Zeliha Demirel: Konuşma yetisine sahip bir varlık olan insan için susmak hangi ihtiyaçtan, ya da şöyle mi sormalıyım, insan neyi ifade edemez de susar? Mim sanatçısı konuşursa sözle beden uyumu aynı anda olur mu? Oyuncu ile pantomim sanatçısı arasındaki belirgin farklar nelerdir?
Janset Karavin: Susma eylemi; bakın eylemi diyorum, eylemsizliği değil, pantomimde ifadeyi güçlendirmek için kullanılan bir öğedir.
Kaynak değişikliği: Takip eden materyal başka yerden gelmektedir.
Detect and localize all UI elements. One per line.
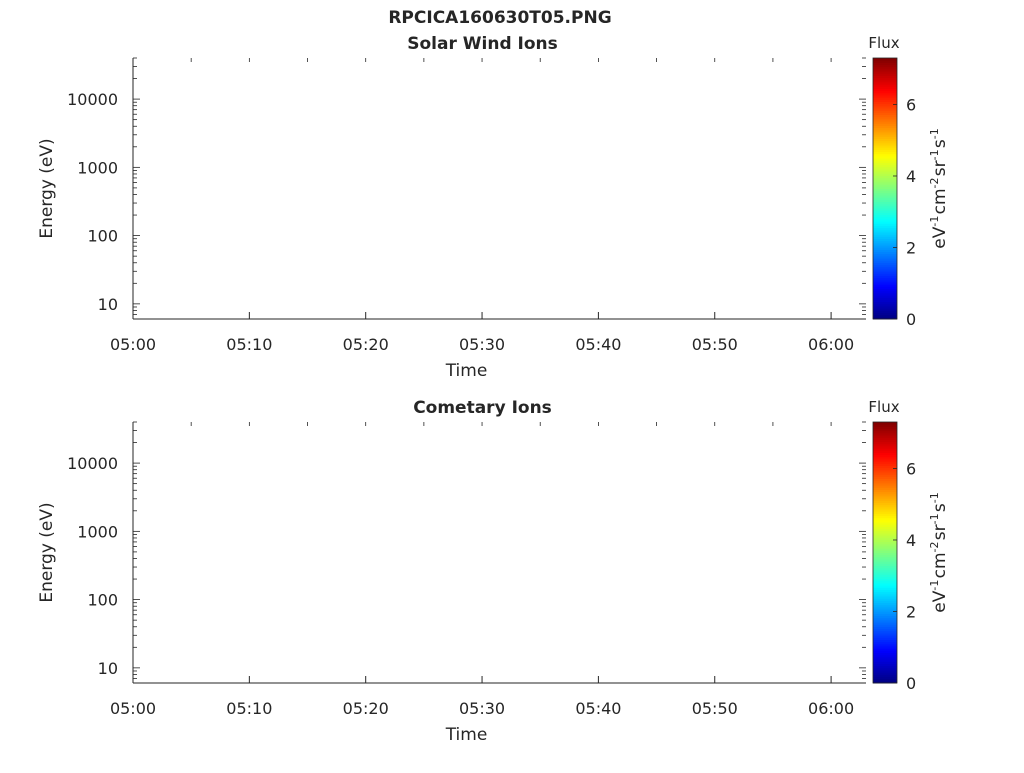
x-tick-label: 05:50 [692,335,738,354]
colorbar-tick-label: 0 [906,310,916,329]
y-tick-label: 100 [87,227,118,246]
unit-exp: -1 [928,149,941,160]
x-tick-label: 05:10 [226,335,272,354]
unit-base: eV [930,226,950,248]
y-tick-label: 10 [98,295,118,314]
unit-base: sr [930,160,950,176]
y-tick-label: 10000 [67,90,118,109]
panel-title: Solar Wind Ions [407,34,558,54]
unit-exp: -2 [928,177,941,188]
unit-exp: -1 [928,216,941,227]
x-tick-label: 05:40 [575,335,621,354]
panels: Solar Wind Ions 05:00 05:10 05:20 05:30 05:40… [0,34,950,745]
colorbar-tick-label: 6 [906,95,916,114]
x-tick-label: 06:00 [808,335,854,354]
y-tick-label: 1000 [77,158,118,177]
x-tick-label: 05:20 [343,335,389,354]
x-tick-label: 05:30 [459,335,505,354]
figure-title: RPCICA160630T05.PNG [388,8,611,28]
x-tick-label: 05:00 [110,335,156,354]
x-axis-label: Time [445,361,488,381]
unit-exp: -1 [928,128,941,139]
unit-base: s [930,139,950,148]
panel-solar-wind-ions: Solar Wind Ions 05:00 05:10 05:20 05:30 05:40… [0,34,950,381]
colorbar-unit-label: eV-1 cm-2 sr-1 s-1 [928,128,950,248]
y-axis-label: Energy (eV) [37,138,57,238]
colorbar-tick-label: 2 [906,238,916,257]
unit-base: cm [930,188,950,214]
colorbar-swatch [873,58,897,61]
colorbar-title: Flux [868,34,899,52]
colorbar-tick-label: 4 [906,167,916,186]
Mim sanatçısı yani Pantomim Solist bizim deyişimizle, "pankomim" adını verdiğimiz "sözlü" pantomim performanslarında konuşmaktadır da! Söz, vurgu, beden dili, iç aksiyon, müzik (hatta çoğu bu performanslara canlı müzik ya da akapella performanslar eşlik ettiği için sokaklarda çok ender sergiliyoruz...) hatta görselliği güçlendirebilmek amacıyla kullanılabilecek kostüm, mask vb. aksesuarların kullanımı bile uyumlu olacaktır, olmalıdır birbiriyle. Bir Solist, zaten oyuncudur. Bu esasa binaen üç Solist yetiştirmeye çalışıyorum ben Noreplikatölye'de ben şimdilerde.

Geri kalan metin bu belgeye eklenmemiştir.